County Commissioners and representatives from The Las Vegas Metropolitan Police Department Foundation turned the Welcome to Fabulous Las Vegas sign blue today in support of the Foundation’s Go True Blue for law enforcement campaign.
“Metro Police officers serve and protect our residents and visitors in the remote rural corners of our County, in our challenged inner-city neighborhoods, and on one of the most popular tourist destinations in the world,” Commissioner William McCurdy II said.
“The Go True Blue campaign gives us the opportunity to show how much we appreciate and support our police officers. It also gives us the chance to thank the Metro Police Foundation for the great work they do, raising money to help support police programs and initiatives,” Commissioner Michael Naft said.
The Las Vegas Metropolitan Police Department Foundation was established in 1999 as the official fundraising nonprofit that supports the police department. Donations to the LVMPD Foundation help fund Metro Police-related programs that prevent crime, save lives, and make our County a safer place to live, work and play. For more information about the LVMPD Foundation, visit www.LVMPDfoundation.org.
The Las Vegas Metropolitan Police Department is the largest law enforcement agency in the state, providing service to more than 1.5 million residents and more than 42 million visitors every year across more than 7,000 square miles.
Clark County is a dynamic and innovative organization dedicated to providing top-quality service with integrity, respect and accountability.

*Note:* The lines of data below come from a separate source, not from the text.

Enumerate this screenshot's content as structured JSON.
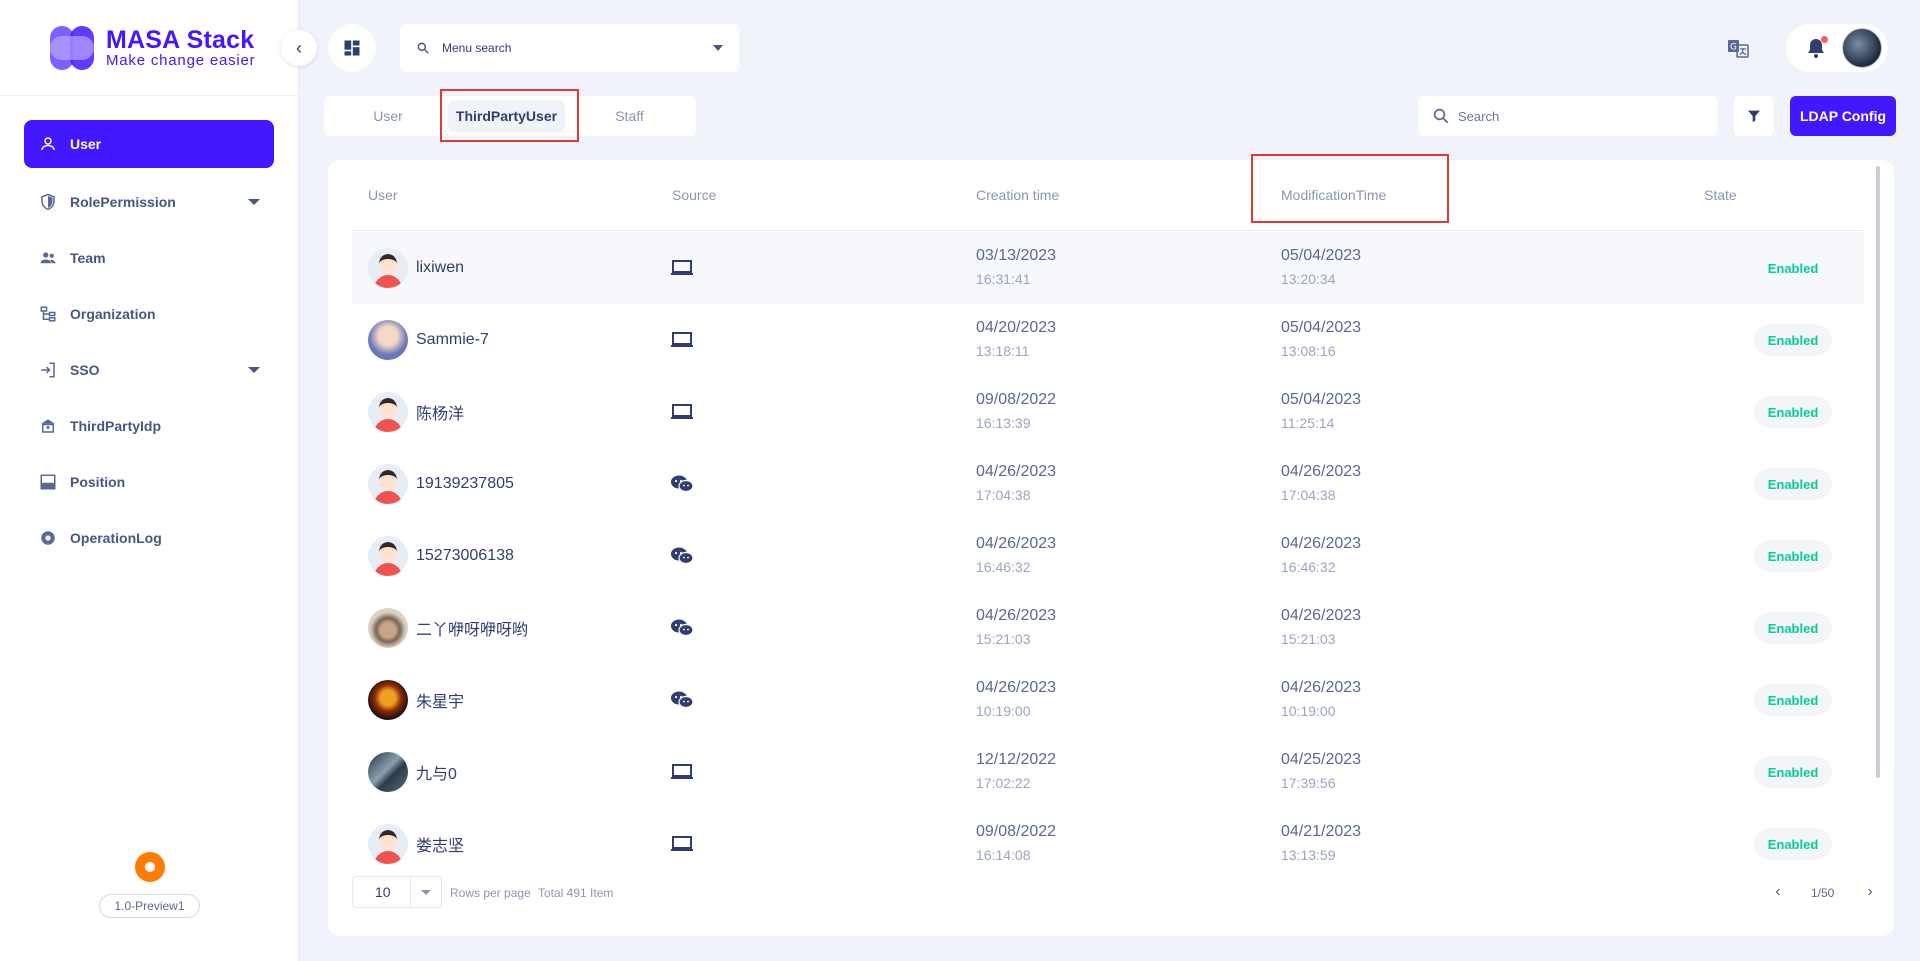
{
  "brand": {
    "name": "MASA Stack",
    "slogan": "Make change easier"
  },
  "sidebar": {
    "items": [
      {
        "label": "User",
        "icon": "user-icon",
        "active": true
      },
      {
        "label": "RolePermission",
        "icon": "shield-icon",
        "expandable": true
      },
      {
        "label": "Team",
        "icon": "team-icon"
      },
      {
        "label": "Organization",
        "icon": "organization-icon"
      },
      {
        "label": "SSO",
        "icon": "login-icon",
        "expandable": true
      },
      {
        "label": "ThirdPartyIdp",
        "icon": "idp-icon"
      },
      {
        "label": "Position",
        "icon": "position-icon"
      },
      {
        "label": "OperationLog",
        "icon": "record-icon"
      }
    ],
    "version": "1.0-Preview1"
  },
  "topbar": {
    "menu_search_placeholder": "Menu search"
  },
  "tabs": [
    {
      "label": "User"
    },
    {
      "label": "ThirdPartyUser",
      "active": true
    },
    {
      "label": "Staff"
    }
  ],
  "toolbar": {
    "search_placeholder": "Search",
    "ldap_label": "LDAP Config"
  },
  "table": {
    "headers": {
      "user": "User",
      "source": "Source",
      "creation": "Creation time",
      "modification": "ModificationTime",
      "state": "State"
    },
    "rows": [
      {
        "user": "lixiwen",
        "source": "computer-icon",
        "c_date": "03/13/2023",
        "c_time": "16:31:41",
        "m_date": "05/04/2023",
        "m_time": "13:20:34",
        "state": "Enabled"
      },
      {
        "user": "Sammie-7",
        "source": "computer-icon",
        "c_date": "04/20/2023",
        "c_time": "13:18:11",
        "m_date": "05/04/2023",
        "m_time": "13:08:16",
        "state": "Enabled"
      },
      {
        "user": "陈杨洋",
        "source": "computer-icon",
        "c_date": "09/08/2022",
        "c_time": "16:13:39",
        "m_date": "05/04/2023",
        "m_time": "11:25:14",
        "state": "Enabled"
      },
      {
        "user": "19139237805",
        "source": "wechat-icon",
        "c_date": "04/26/2023",
        "c_time": "17:04:38",
        "m_date": "04/26/2023",
        "m_time": "17:04:38",
        "state": "Enabled"
      },
      {
        "user": "15273006138",
        "source": "wechat-icon",
        "c_date": "04/26/2023",
        "c_time": "16:46:32",
        "m_date": "04/26/2023",
        "m_time": "16:46:32",
        "state": "Enabled"
      },
      {
        "user": "二丫咿呀咿呀哟",
        "source": "wechat-icon",
        "c_date": "04/26/2023",
        "c_time": "15:21:03",
        "m_date": "04/26/2023",
        "m_time": "15:21:03",
        "state": "Enabled"
      },
      {
        "user": "朱星宇",
        "source": "wechat-icon",
        "c_date": "04/26/2023",
        "c_time": "10:19:00",
        "m_date": "04/26/2023",
        "m_time": "10:19:00",
        "state": "Enabled"
      },
      {
        "user": "九与0",
        "source": "computer-icon",
        "c_date": "12/12/2022",
        "c_time": "17:02:22",
        "m_date": "04/25/2023",
        "m_time": "17:39:56",
        "state": "Enabled"
      },
      {
        "user": "娄志坚",
        "source": "computer-icon",
        "c_date": "09/08/2022",
        "c_time": "16:14:08",
        "m_date": "04/21/2023",
        "m_time": "13:13:59",
        "state": "Enabled"
      }
    ]
  },
  "pagination": {
    "rows_per_page": "10",
    "rows_label": "Rows per page",
    "total_label": "Total 491 Item",
    "page_text": "1/50"
  },
  "colors": {
    "primary": "#4318ff",
    "enabled": "#05cd99",
    "annotation": "#e53935"
  }
}
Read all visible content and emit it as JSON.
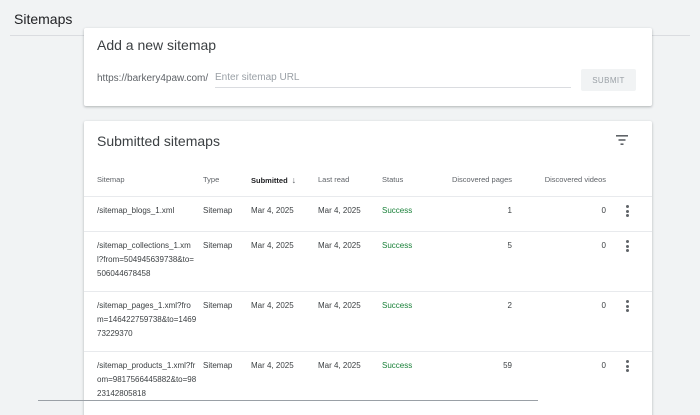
{
  "header": {
    "title": "Sitemaps"
  },
  "add_sitemap": {
    "title": "Add a new sitemap",
    "url_prefix": "https://barkery4paw.com/",
    "input_placeholder": "Enter sitemap URL",
    "input_value": "",
    "submit_label": "SUBMIT"
  },
  "submitted": {
    "title": "Submitted sitemaps",
    "filter_icon": "filter-icon",
    "columns": {
      "sitemap": "Sitemap",
      "type": "Type",
      "submitted": "Submitted",
      "last_read": "Last read",
      "status": "Status",
      "discovered_pages": "Discovered pages",
      "discovered_videos": "Discovered videos"
    },
    "sort_icon": "arrow-down-icon",
    "rows": [
      {
        "sitemap": "/sitemap_blogs_1.xml",
        "type": "Sitemap",
        "submitted": "Mar 4, 2025",
        "last_read": "Mar 4, 2025",
        "status": "Success",
        "pages": "1",
        "videos": "0"
      },
      {
        "sitemap": "/sitemap_collections_1.xml?from=504945639738&to=506044678458",
        "type": "Sitemap",
        "submitted": "Mar 4, 2025",
        "last_read": "Mar 4, 2025",
        "status": "Success",
        "pages": "5",
        "videos": "0"
      },
      {
        "sitemap": "/sitemap_pages_1.xml?from=146422759738&to=146973229370",
        "type": "Sitemap",
        "submitted": "Mar 4, 2025",
        "last_read": "Mar 4, 2025",
        "status": "Success",
        "pages": "2",
        "videos": "0"
      },
      {
        "sitemap": "/sitemap_products_1.xml?from=9817566445882&to=9823142805818",
        "type": "Sitemap",
        "submitted": "Mar 4, 2025",
        "last_read": "Mar 4, 2025",
        "status": "Success",
        "pages": "59",
        "videos": "0"
      }
    ]
  },
  "colors": {
    "status_success": "#188038",
    "background": "#f1f3f4",
    "card": "#ffffff"
  }
}
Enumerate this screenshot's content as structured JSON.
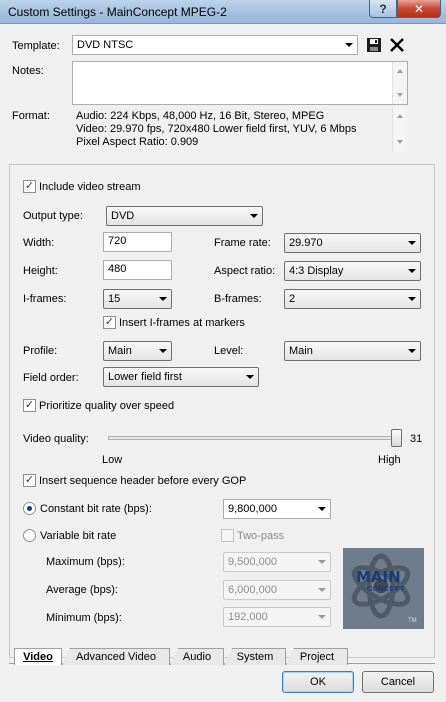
{
  "window": {
    "title": "Custom Settings - MainConcept MPEG-2",
    "help_glyph": "?",
    "close_glyph": "✕"
  },
  "template": {
    "label": "Template:",
    "value": "DVD NTSC"
  },
  "notes": {
    "label": "Notes:",
    "value": ""
  },
  "format": {
    "label": "Format:",
    "lines": [
      "Audio: 224 Kbps, 48,000 Hz, 16 Bit, Stereo, MPEG",
      "Video: 29.970 fps, 720x480 Lower field first, YUV, 6 Mbps",
      "Pixel Aspect Ratio: 0.909"
    ]
  },
  "video": {
    "include_stream_label": "Include video stream",
    "output_type_label": "Output type:",
    "output_type_value": "DVD",
    "width_label": "Width:",
    "width_value": "720",
    "height_label": "Height:",
    "height_value": "480",
    "frame_rate_label": "Frame rate:",
    "frame_rate_value": "29.970",
    "aspect_ratio_label": "Aspect ratio:",
    "aspect_ratio_value": "4:3 Display",
    "iframes_label": "I-frames:",
    "iframes_value": "15",
    "bframes_label": "B-frames:",
    "bframes_value": "2",
    "insert_iframes_label": "Insert I-frames at markers",
    "profile_label": "Profile:",
    "profile_value": "Main",
    "level_label": "Level:",
    "level_value": "Main",
    "field_order_label": "Field order:",
    "field_order_value": "Lower field first",
    "prioritize_label": "Prioritize quality over speed",
    "quality_label": "Video quality:",
    "quality_value": "31",
    "quality_fraction": 1.0,
    "quality_low": "Low",
    "quality_high": "High",
    "insert_header_label": "Insert sequence header before every GOP",
    "cbr_label": "Constant bit rate (bps):",
    "cbr_value": "9,800,000",
    "vbr_label": "Variable bit rate",
    "two_pass_label": "Two-pass",
    "maximum_label": "Maximum (bps):",
    "maximum_value": "9,500,000",
    "average_label": "Average (bps):",
    "average_value": "6,000,000",
    "minimum_label": "Minimum (bps):",
    "minimum_value": "192,000"
  },
  "logo": {
    "text_main": "MAIN",
    "text_sub": "CONCEPT",
    "tm": "TM"
  },
  "tabs": [
    "Video",
    "Advanced Video",
    "Audio",
    "System",
    "Project"
  ],
  "buttons": {
    "ok": "OK",
    "cancel": "Cancel"
  },
  "check_glyph": "✓",
  "colors": {
    "titlebar": "#a3bfe0",
    "close": "#c64a35",
    "logo_bg": "#6f7c8c"
  }
}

With jurisdiction over the world-famous Las Vegas Strip and covering an area the size of New Jersey, Clark is the nation’s 11th-largest county and provides extensive regional services to 2.3 million citizens and 45.6 million visitors a year (2019). Included are the nation’s 9th-busiest airport, air quality compliance, social services and the state’s largest public hospital, University Medical Center. The County also provides municipal services that are traditionally provided by cities to 1 million residents in the unincorporated area. Those include fire protection, roads and other public works, parks and recreation, and planning and development.